Let’s use LinkedIn as an example. Recruiters spend a lot of their day using this tool, building up connections, posting jobs, searching for candidates, and more. It’s really easy to publish articles on LinkedIn, and a fair amount of people will see your articles in their news feeds without much effort on your part. This is appealing in recruitment marketing. BUT – LinkedIn controls who sees your content. If they change their algorithm, your post views could rapidly decline. They can block you from using the site altogether for violating any of their terms of service. Furthermore, you’re not creating a funnel of your own – the only way you can interact with your audience is on LinkedIn, and only on terms defined by LinkedIn. You’re driving traffic and results for LinkedIn instead of your own business.
The same is true on Facebook – look at the recent changes to their company pages. We’ve seen a dramatic decline in reach on ours – posts that used to reach several hundred people now routinely only get to a few dozen. What if they remove company pages altogether? How will you rebuild your audience somewhere else when your only means of contacting them has been discontinued?
So what’s the solution? Build and host your own assets, and be savvy in how you use social media. There really aren’t any shortcuts. At a minimum:
- Build your own website that includes a self-hosted blog. Publish your articles there.
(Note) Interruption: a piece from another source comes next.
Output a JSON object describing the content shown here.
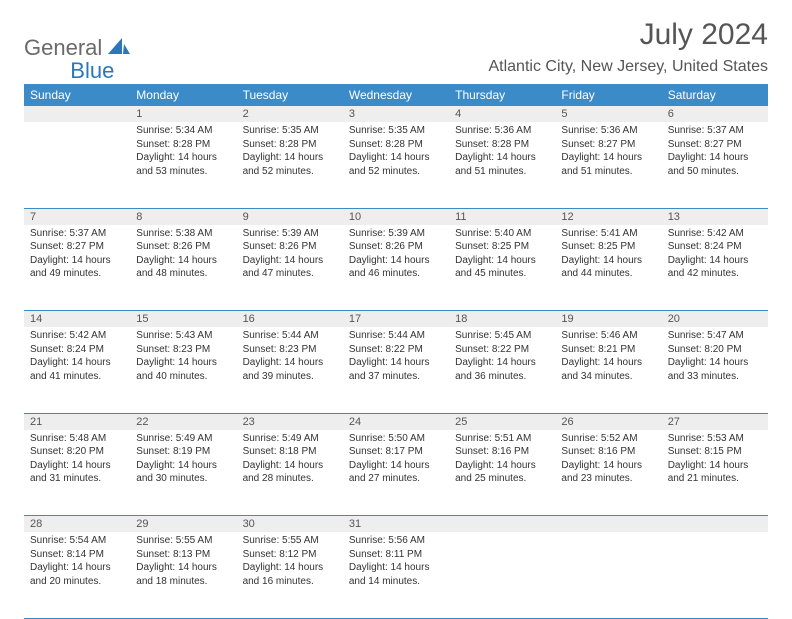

- Build your own recruitment marketing email list. Allow people to subscribe to your blog by email. This will help you convert site visitors to marketing leads, with a relationship that YOU control. We lost all of our blog subscribers when our distribution tool was purchased and the new owner discontinued it. It took more than a year to recover.
- Use social media to amplify your online presence and drive traffic back to your own site. Some ideas:
- Write summaries of your articles on LinkedIn, with a “read more” link that drives readers back to your site for the full article.
- Repurpose your blogs into Tweets that include a link to the full post on your own site.
- Create images for your blogs and post the images on Facebook, with a link to your own site. You can do this with Instagram as well, but it’s a bit trickier.
- Invest in a scheduling tool (I use the free version of HootSuite) to easily post social content across multiple social media accounts.
I’m a huge fan of social media and the ways it can support your recruitment marketing efforts. I’m not a fan of giving up control of the content you work so hard to create. Don’t use your content to make money for LinkedIn, Facebook, or any other third-party platform.
It’s refreshing to see someone who is not encouraging more dedication to the social media platforms. We are becoming too narrow in considering platforms like Linkedin to be the only solution and they, in turn, get to overcharge us for their use. We need to do an “end around” and develop other avenues of sourcing.
Hi Paul, thanks for your comment! I am not discouraging use of social media, but definitely think it should be a SUPPLEMENT to your own assets/website/blog/email list. I have heard too many horror stories about recruiters and other business people who used Facebook instead of their own website, or LinkedIn instead of their own ATS or email list … and then the rules changed, and they lost everything they thought they had built. That’s why I love that phrase about never building on rented land … you wouldn’t build a garage for a house you rent, so why build content and traffic that benefits someone else’s website/service?